Da die Sicherheit bei Energieerzeugung- und -versorgung von grundlegender Bedeutung für die wirtschaftliche und soziale Entwicklung der Länder sei, sei die Energiefrage auf jeden Fall als eine strategische Aufgabe der nationalen und regionalen Wirtschaft zu betrachten. Hierfür müssten die Länder eine spezifische Politik und rechtliche Strukturen zur Nutzung des Potenzials erneuerbarer Energien (EE) schaffen. Dies müsste durch Maßnahmen sozialer Einbindung, jedoch ohne dabei zusätzliche Kosten für die Bevölkerung zu erzeugen, geschehen. Außerdem sollte diese Politik den Technologietransfer und die Nutzung der lokal vorhandenen menschlichen Ressourcen und Rohstoffe in jedem Land fördern. Diese Fortschritte seien durch die energiepolitische Integration auf internationaler Ebene möglich, da sie das Entstehen größerer Energiemärkte gestatte, was wiederum günstigere Bedingungen für EE-Projekte, Investitionen in Infrastruktur und Reduzierung der Produktionskosten durch Größeneffekte kreiere.

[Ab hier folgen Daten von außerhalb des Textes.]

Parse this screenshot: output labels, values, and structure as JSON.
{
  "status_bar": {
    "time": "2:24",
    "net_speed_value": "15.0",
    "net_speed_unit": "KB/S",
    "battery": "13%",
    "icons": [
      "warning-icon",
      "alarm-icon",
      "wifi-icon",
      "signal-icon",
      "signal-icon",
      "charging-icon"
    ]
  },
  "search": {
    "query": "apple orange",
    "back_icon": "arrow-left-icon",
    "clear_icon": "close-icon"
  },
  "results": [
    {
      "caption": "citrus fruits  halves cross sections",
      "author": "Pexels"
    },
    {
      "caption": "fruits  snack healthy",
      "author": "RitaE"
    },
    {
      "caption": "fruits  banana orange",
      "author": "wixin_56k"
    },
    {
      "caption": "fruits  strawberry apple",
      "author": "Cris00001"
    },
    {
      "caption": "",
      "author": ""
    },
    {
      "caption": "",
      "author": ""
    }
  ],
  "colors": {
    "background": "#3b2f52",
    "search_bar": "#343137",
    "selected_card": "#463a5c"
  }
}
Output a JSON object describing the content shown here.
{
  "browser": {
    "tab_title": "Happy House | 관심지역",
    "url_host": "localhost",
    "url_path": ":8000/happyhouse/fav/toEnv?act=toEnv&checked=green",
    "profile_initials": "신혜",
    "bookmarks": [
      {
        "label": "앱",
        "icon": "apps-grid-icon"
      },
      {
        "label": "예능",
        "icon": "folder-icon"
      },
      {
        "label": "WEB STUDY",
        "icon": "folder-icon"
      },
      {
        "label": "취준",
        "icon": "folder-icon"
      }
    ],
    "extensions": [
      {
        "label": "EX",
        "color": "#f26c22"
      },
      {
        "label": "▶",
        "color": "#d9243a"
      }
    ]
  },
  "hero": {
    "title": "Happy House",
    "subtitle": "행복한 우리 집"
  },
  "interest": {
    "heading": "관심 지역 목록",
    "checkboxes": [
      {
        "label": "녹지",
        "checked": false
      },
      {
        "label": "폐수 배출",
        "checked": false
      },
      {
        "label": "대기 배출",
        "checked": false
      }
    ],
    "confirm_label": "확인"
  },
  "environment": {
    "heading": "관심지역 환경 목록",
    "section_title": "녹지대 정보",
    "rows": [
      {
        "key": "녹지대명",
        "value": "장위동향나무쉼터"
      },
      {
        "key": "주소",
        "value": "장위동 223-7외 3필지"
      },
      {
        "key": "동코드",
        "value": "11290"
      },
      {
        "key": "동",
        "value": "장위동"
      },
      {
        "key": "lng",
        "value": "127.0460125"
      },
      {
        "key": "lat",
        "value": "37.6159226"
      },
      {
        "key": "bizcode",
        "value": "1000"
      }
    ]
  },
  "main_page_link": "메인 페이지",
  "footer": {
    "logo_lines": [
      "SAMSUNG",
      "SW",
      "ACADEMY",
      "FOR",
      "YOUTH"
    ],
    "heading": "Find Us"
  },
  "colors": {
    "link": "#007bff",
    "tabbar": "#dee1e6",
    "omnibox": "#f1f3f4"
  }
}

Am Nachmittag wurde die Diskussionen mit einem 3. Panel zum Thema „die Herausforderungen der Energieversorgung: bi- oder multilaterale Energieintegration“ fortgesetzt. Am Panel nahmen Nivalde de Castro, Dozent und Koordinator der Studiengruppe Energiesektor (GESEL) der Bundesuniversität von Rio de Janeiro (UFRJ), Sybille Röhrkasten, wissenschaftliche Mitarbeiterin am Institute for Advanced Sustainability Studies e.V. (IASS Potsdam) und CEBRI, und Igor Fuser, Dozent der Bundesuniversität Santo André, São Bernardo und São Caetano (UFABC) teil.

Die Panelisten waren sich darin einig, dass sich Lateinamerika im Vergleich zu Europa bei der Energieversorgung in einer privilegierten Situation befinde. Europa als großer Energieimporteur sei hingegen stets von der globalen geopolitischen Lage abhängig. Jedoch stellten die Probleme der Marktasymmetrie eine beträchtliche Herausforderung für die energiepolitische Integration Lateinamerikas dar. Brasilien komme hierbei eine besondere Rolle zu, da es über das größte integrierte Übertragungsnetz der Welt, den drittgrößten EE-Anteil und ein extrem effizientes Energieintegrationssystem verfüge. Des Weiteren sei aufgrund der Souveränitätsaspekte der Länder und der Herausforderung, die Energiethematik im Rahmen der multilateralen Zusammenarbeit zu behandeln, die Global Governance im Bereich Energie noch unterentwickelt. Es herrsche zwar globaler Konsens über die Bedeutung der Bekämpfungen der Folgen des Klimawandels, es gebe jedoch noch immer Fragen zur Umsetzung der Mitigation, hinzukommen Finanzierungsprobleme. Feststehe, dass Entscheidungen über die zukünftigen Energiesysteme in den Entwicklungsländern, die Diskussionen zum Klimawandel vorangetrieben hätten.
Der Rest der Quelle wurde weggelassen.